Elba, addio al commerciante con la passione per i viaggi in camper
Tiziano Caselli aveva 62 anni, il ricordo degli amici: «Era un punto di riferimento per tutti»
PORTOFERRAIO. Addio a Tiziano Caselli, morto all’età di 62 anni. Originario di Sassuolo, da molti anni aveva eletto l’Elba come luogo dove vivere. E sull’Isola aveva messo radici a Portoferraio, dove aveva messo su famiglia e un’avviata attività nel settore edile, specializzandosi nella vendita di laterizi e ceramiche, in località Antiche Saline di Portoferraio.
L’ultimo saluto
Il funerale di Caselli verrà celebrato questo pomeriggio, mercoledì 31 luglio, nella chiesa parrocchiale di San Giuseppe, alla Sghinghetta di Carpani, alle 16,30. Al termine delle onoranze funebri, la salma sarà accompagnata dall’impresa funebre Tommaso Fuligni al cimitero della Misericordia, dove sarà sepolta.
L’attività
La sua attività commerciale lo aveva portato a essere conosciuto in tutta l’Isola.
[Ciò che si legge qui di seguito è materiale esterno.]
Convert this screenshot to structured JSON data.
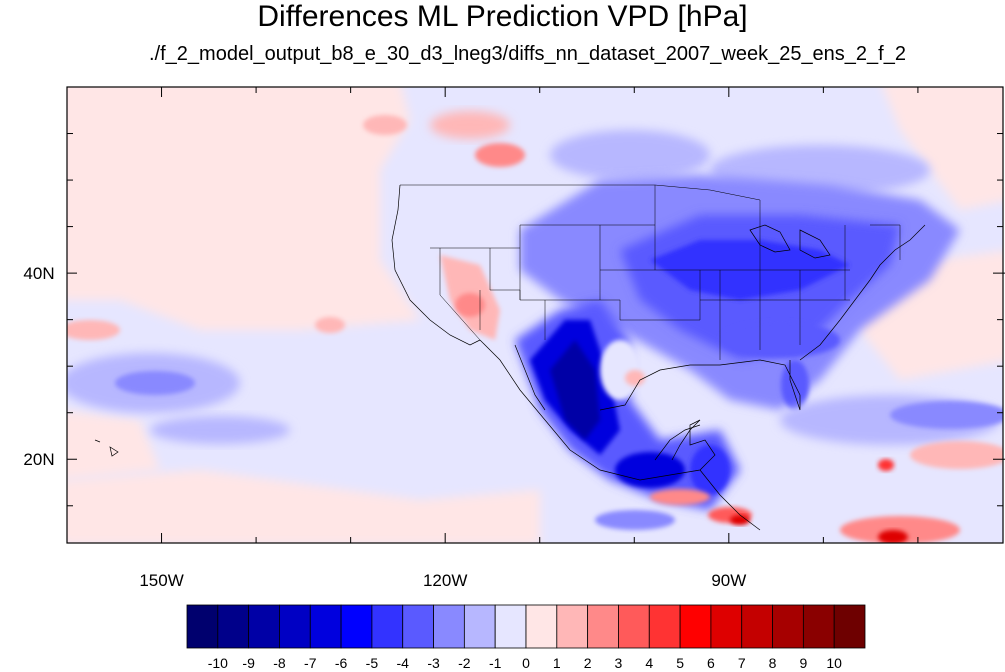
{
  "figure": {
    "title": "Differences ML Prediction VPD [hPa]",
    "subtitle": "./f_2_model_output_b8_e_30_d3_lneg3/diffs_nn_dataset_2007_week_25_ens_2_f_2"
  },
  "map": {
    "projection": "cylindrical equidistant",
    "lon_range": [
      -160,
      -61
    ],
    "lat_range": [
      11,
      60
    ],
    "lon_ticks": [
      {
        "value": -150,
        "label": "150W"
      },
      {
        "value": -120,
        "label": "120W"
      },
      {
        "value": -90,
        "label": "90W"
      }
    ],
    "lat_ticks": [
      {
        "value": 40,
        "label": "40N"
      },
      {
        "value": 20,
        "label": "20N"
      }
    ],
    "features": [
      "coastlines",
      "US state boundaries"
    ]
  },
  "colorbar": {
    "labels": [
      "-10",
      "-9",
      "-8",
      "-7",
      "-6",
      "-5",
      "-4",
      "-3",
      "-2",
      "-1",
      "0",
      "1",
      "2",
      "3",
      "4",
      "5",
      "6",
      "7",
      "8",
      "9",
      "10"
    ],
    "colors": [
      "#00006e",
      "#00008a",
      "#0000a6",
      "#0000c4",
      "#0000de",
      "#0000ff",
      "#3333ff",
      "#5a5aff",
      "#8989ff",
      "#b7b7ff",
      "#e6e6ff",
      "#ffe6e6",
      "#ffb7b7",
      "#ff8989",
      "#ff5a5a",
      "#ff3333",
      "#ff0000",
      "#de0000",
      "#c40000",
      "#a60000",
      "#8a0000",
      "#6e0000"
    ]
  },
  "colors": {
    "ocean_base": "#e6e6ff",
    "positive_light": "#ffe6e6",
    "land_border": "#000000"
  }
}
La notizia della sua scomparsa, avvenuta nel corso di lunedì 29 luglio a causa dell’aggravarsi della malattia con cui stava combattendo da tempo, ha fatto il giro dei social. Unanimi le esternazioni di affetto e solidarietà fatte pervenire alla compagna Carla Melas e alla famiglia. Al di là delle persone del mondo imprenditoriale elbano, in molti hanno dato testimonianza di partecipazione al dolore per la prematura scomparsa di Tiziano. Fra questi i soci e sostenitori del gruppo Camperisti Elbani. Seguiti da numerosi amici e conoscenti.
La passione
Caselli aveva la passione di organizzare viaggi con il camper insieme alla compagna e altri soci, con i quali condivideva l’amore e la passione di andare alla scoperta di nuovi posti e nuove località della penisola italiana e del continente europeo. Altri lo ricordano per la sua generosità e disponibilità che dimostrava per tutte le persone che si rivolgevano a lui.
Così lo ricorda Vincenzo Fornino: «Sei sempre stato un grande amico, disponibile, umile e generoso. Non ha mai lasciato nessuno in disparte o trascurato. Quando qualcuno gli chiedeva qualcosa, si faceva sempre in quattro per aiutarlo». E aggiunge Federico Parrini: «Sei stato un punto di riferimento per la tua famiglia e i tuoi amatissimi figli Elisa e Gianluca. Un grande amico per tutte quelle persone che ti hanno “incrociato” nelle loro vite. Oggi i messaggi lo dimostrano. Mi piace ricordarti così, con la tua voglia di libertà e il desiderio di scoprire nuove mete, alla guida del tuo camper, degno compagno di mille avventure e super attrezzato con ogni diavoleria. Felice di averti avuto al nostro fianco in questi anni».